In activities involving the mind alone, such as studying, reading, or any other mental activity, your enjoyment is increased using Zen. Before sitting down to mental activity, breathe deeply a few times. Then begin with the physical senses. Concentrate on seeing the exact shade of the text, or whatever you are studying. Look at the texture of the material.

Feel it with your fingers. Become aware of the scent emanating from the pages. Then concentrate on the words and ideas entering your head. You can almost feel them. Feel your mind processing what you are studying. This will both benefit and improve studying, or any mental activity that you indulge in.


Applying Zen to physical and mental activity can help you become a fit and healthy individual. No longer will it be necessary to spend an already limited budget on health gadgets or doctors.

Zen concentration will enhance your sense of enjoyment in whatever it is you’re doing.
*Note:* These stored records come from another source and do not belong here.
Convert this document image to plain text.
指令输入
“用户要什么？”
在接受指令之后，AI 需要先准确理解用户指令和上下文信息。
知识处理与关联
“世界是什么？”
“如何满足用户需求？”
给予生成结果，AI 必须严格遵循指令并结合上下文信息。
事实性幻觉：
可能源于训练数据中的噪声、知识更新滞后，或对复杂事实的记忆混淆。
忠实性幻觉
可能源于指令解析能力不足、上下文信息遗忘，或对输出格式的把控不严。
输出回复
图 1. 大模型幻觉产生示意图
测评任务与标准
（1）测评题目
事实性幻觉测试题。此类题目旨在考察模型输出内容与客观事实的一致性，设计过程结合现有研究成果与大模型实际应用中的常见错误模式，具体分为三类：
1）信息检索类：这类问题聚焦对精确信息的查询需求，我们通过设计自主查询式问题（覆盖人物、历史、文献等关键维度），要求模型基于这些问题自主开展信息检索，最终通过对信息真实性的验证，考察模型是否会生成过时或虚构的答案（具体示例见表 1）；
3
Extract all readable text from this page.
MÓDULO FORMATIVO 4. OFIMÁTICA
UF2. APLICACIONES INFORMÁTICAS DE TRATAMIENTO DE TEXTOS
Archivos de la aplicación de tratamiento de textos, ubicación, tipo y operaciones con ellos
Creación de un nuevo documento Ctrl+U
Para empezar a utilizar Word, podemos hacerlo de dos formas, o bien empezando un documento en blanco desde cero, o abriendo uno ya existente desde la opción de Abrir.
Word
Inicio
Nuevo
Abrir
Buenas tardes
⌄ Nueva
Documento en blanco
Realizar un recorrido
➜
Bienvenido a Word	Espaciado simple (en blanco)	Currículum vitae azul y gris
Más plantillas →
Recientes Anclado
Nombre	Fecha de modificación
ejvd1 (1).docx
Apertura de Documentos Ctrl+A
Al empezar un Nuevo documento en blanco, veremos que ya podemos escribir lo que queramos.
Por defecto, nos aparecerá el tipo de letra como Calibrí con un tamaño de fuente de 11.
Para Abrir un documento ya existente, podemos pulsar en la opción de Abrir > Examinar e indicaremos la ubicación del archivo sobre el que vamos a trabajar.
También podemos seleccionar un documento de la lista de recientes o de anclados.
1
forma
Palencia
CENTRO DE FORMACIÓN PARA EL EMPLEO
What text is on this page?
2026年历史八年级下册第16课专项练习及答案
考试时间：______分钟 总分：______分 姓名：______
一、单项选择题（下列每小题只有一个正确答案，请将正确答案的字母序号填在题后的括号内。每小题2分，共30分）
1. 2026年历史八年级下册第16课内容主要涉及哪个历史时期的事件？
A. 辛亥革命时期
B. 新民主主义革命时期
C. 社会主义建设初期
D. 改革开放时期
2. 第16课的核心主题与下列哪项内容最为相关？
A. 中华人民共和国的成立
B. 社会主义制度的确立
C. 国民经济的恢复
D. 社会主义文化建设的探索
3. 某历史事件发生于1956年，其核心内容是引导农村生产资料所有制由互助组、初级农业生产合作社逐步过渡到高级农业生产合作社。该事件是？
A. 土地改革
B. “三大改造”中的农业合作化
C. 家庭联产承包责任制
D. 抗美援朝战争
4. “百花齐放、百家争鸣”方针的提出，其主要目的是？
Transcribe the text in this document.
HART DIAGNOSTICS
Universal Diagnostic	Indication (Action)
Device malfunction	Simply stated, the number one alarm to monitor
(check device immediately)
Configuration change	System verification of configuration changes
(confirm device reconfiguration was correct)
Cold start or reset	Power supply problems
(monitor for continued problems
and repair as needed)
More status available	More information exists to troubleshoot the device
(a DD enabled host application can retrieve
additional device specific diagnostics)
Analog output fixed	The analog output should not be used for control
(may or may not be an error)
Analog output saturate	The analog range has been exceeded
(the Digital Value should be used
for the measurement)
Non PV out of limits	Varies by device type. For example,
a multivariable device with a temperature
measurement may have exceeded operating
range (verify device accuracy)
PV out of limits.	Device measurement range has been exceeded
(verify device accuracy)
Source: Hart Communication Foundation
If it’s something you love, such as stroking a cat, listening to music, or playing in the pool, well-being is enhanced. If it is something you hate – washing the car, cleaning, cooking – a feeling of joy and pride in your job is cultivated.

Your sense of life and enjoyment in both work and play will be magnified to astonishing degrees. The Zen principle of concentration is not only fabulous for enhancing enjoyment. It will do wonders for your physical health as well. So apply Zen to every aspect of your life and reap multiple benefits.